Security, discrimination, and 9/11 legacy
- Brown and turbaned/bearded travelers describe frequent extra screening and build in more time.
- Debate erupts over whether this is “harassment” or just necessary security; one side calls TSA largely ineffective security theater, the other emphasizes respect for 9/11 victims.
- Kirpans and religious objects highlight inconsistent, officer-discretion rules.
Airport incentives and design
- Airports function as shopping malls: airlines and airports benefit if passengers arrive early and spend.
- Understaffed security/check-in at peaks shifts delay risk onto passengers, who must self-insure with buffer time.

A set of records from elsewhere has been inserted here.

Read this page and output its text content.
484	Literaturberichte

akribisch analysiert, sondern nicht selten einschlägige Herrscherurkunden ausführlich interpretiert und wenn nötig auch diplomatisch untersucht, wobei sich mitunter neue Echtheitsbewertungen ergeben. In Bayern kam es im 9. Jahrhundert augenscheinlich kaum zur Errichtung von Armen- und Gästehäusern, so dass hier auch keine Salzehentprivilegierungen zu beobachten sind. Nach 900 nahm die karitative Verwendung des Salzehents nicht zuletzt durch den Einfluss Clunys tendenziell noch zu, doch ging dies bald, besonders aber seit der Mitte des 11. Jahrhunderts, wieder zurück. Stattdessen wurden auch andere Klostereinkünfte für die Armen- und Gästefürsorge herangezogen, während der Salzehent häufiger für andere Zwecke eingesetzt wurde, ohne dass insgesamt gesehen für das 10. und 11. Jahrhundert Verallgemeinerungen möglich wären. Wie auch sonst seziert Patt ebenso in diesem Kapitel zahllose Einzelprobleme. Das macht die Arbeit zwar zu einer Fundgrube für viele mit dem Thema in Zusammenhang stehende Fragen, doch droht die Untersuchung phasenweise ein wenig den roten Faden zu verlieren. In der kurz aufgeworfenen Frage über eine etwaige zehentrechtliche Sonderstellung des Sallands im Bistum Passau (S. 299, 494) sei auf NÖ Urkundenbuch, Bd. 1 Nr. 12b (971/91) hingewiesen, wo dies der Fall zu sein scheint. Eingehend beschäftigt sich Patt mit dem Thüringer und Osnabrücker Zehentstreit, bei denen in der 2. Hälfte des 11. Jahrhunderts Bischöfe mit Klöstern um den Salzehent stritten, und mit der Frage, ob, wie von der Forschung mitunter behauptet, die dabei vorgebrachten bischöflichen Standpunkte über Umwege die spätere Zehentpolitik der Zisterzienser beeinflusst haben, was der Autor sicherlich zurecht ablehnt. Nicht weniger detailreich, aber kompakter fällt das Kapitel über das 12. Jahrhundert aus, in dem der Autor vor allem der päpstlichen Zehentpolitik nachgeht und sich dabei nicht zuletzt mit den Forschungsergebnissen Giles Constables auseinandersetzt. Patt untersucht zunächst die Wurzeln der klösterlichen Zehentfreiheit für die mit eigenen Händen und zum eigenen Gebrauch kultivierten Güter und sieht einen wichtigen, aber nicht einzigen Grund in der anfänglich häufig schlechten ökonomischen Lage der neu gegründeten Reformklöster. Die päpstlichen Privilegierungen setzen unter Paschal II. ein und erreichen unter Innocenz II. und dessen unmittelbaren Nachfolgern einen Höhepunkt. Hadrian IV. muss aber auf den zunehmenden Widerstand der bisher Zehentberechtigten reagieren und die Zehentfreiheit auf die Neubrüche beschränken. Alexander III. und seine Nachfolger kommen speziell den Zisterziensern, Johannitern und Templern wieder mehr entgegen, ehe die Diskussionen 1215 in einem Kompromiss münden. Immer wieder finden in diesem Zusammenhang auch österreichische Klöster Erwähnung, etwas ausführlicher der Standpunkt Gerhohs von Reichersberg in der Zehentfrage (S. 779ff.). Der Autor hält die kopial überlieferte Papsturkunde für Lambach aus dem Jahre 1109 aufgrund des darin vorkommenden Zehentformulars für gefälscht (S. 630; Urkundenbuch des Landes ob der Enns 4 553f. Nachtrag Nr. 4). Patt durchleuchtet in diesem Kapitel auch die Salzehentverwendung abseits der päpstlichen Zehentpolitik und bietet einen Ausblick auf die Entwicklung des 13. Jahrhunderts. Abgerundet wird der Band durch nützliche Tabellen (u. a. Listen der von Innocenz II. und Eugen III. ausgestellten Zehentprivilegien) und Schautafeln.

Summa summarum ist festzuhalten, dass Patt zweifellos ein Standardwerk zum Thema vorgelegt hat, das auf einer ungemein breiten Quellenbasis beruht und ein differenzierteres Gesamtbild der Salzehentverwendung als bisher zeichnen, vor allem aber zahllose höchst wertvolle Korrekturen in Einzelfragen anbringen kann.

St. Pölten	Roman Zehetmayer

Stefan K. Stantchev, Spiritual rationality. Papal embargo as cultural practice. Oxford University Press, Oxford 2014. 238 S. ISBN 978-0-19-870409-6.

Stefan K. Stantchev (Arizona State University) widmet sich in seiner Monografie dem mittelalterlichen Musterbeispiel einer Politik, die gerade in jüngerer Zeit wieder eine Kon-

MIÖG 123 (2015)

- Some argue airports are natural monopolies that need regulated service guarantees; others note multiple-airport metros and government-run security complicate the incentive story.
Risk tolerance & traveler psychology
- Frequent travelers with PreCheck/CLEAR often optimize and arrive late; anxious or infrequent travelers prefer long buffers to avoid catastrophic missed flights and downstream disruption.
- Many use early time productively (work, reading, lounges), so they don’t view it as pure waste.
Trains vs planes and security cost
- Several argue that, in an ideal world, high-speed rail would dominate sub-oceanic routes, but acknowledge US (and even some EU) rail realities make this largely fantasy.
- Some contend post‑9/11 security spending (e.g., TSA’s 65k staff) is vastly disproportionate to its marginal safety benefit, with locking cockpit doors being the only truly decisive change.